Peanut Butter Cookie Candy Bars
For the Cookie Base:
- 1 box Betty Crocker Gluten Free chocolate chip cookie mix
- Butter, pure vanilla extract and egg called for on cookie mix box (I use Earth Balance Vegan Butter)
- 1 cup sugar
- 1/2 cup chocolate chips (I add more chocolate chips to the cookie mix for some extra chocolate but you do not have to)
For the Filling:
- 1/3 cup light corn syrup
- 3 tablespoons vegan butter, softened (Earth Balance)
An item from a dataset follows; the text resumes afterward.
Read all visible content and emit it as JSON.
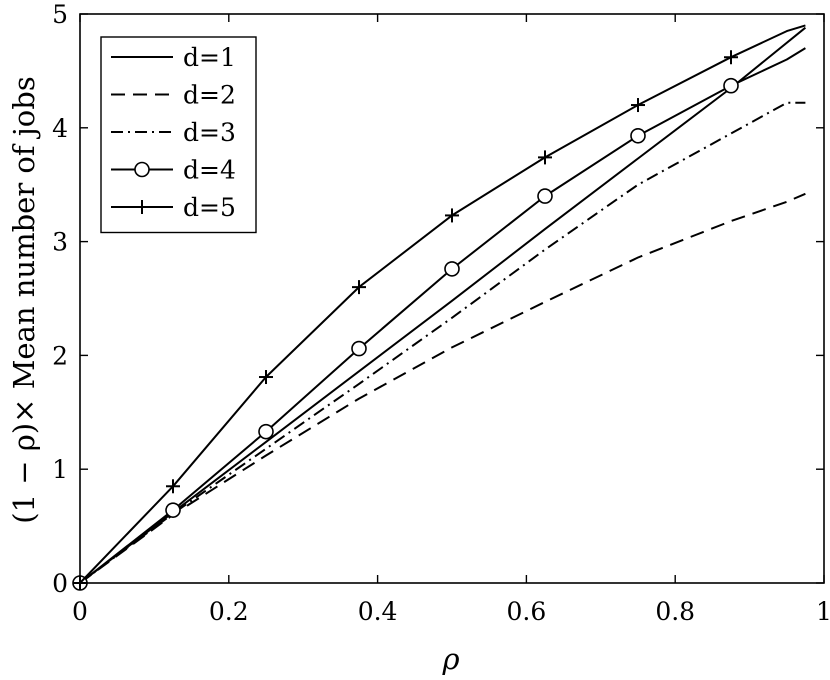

- 3 tablespoons smooth peanut butter
- 1 tablespoon plus 1 1/2 teaspoons water
- 1 1/4 teaspoons pure vanilla extract
- Dash salt
- 3 1/2 cups powdered sugar
For the Caramel Layer:
- 1 bag caramels, unwrapped
- 2 tablespoons water
- 1 1/2 cups dry-roasted peanuts
For the Topping:
- 1 bag milk chocolate chips (2 cups)
- Heat oven to 350°F. Make cookie dough as directed on box, using vegan butter, vanilla, egg, sugar and extra chocolate chips.
- In ungreased 13 x 9-inch pan, press dough evenly. Bake 18 to 20 minutes or until light golden brown. Cool about 30 minutes.
- In large bowl, beat all filling ingredients except powdered sugar with electric mixer on medium speed until creamy and smooth. Gradually beat in powdered sugar until well blended (filling will be thick).
- Press filling over cookie base.
- In medium microwavable bowl, microwave caramels and 2 tablespoons water uncovered on High 2 to 4 minutes, stirring twice, until caramels are melted. Stir in peanuts.
- Spread evenly over filling. Refrigerate about 15 minutes or until caramel layer is firm.
- In small microwavable bowl, microwave chocolate chips uncovered on High 1 to 2 minutes, stirring once, until melted.
- Spread evenly over caramel layer. Refrigerate about 1 hour or until chocolate is set.
- For bars, cut into 6 rows by 6 rows.
- Store any leftovers covered at room temperature.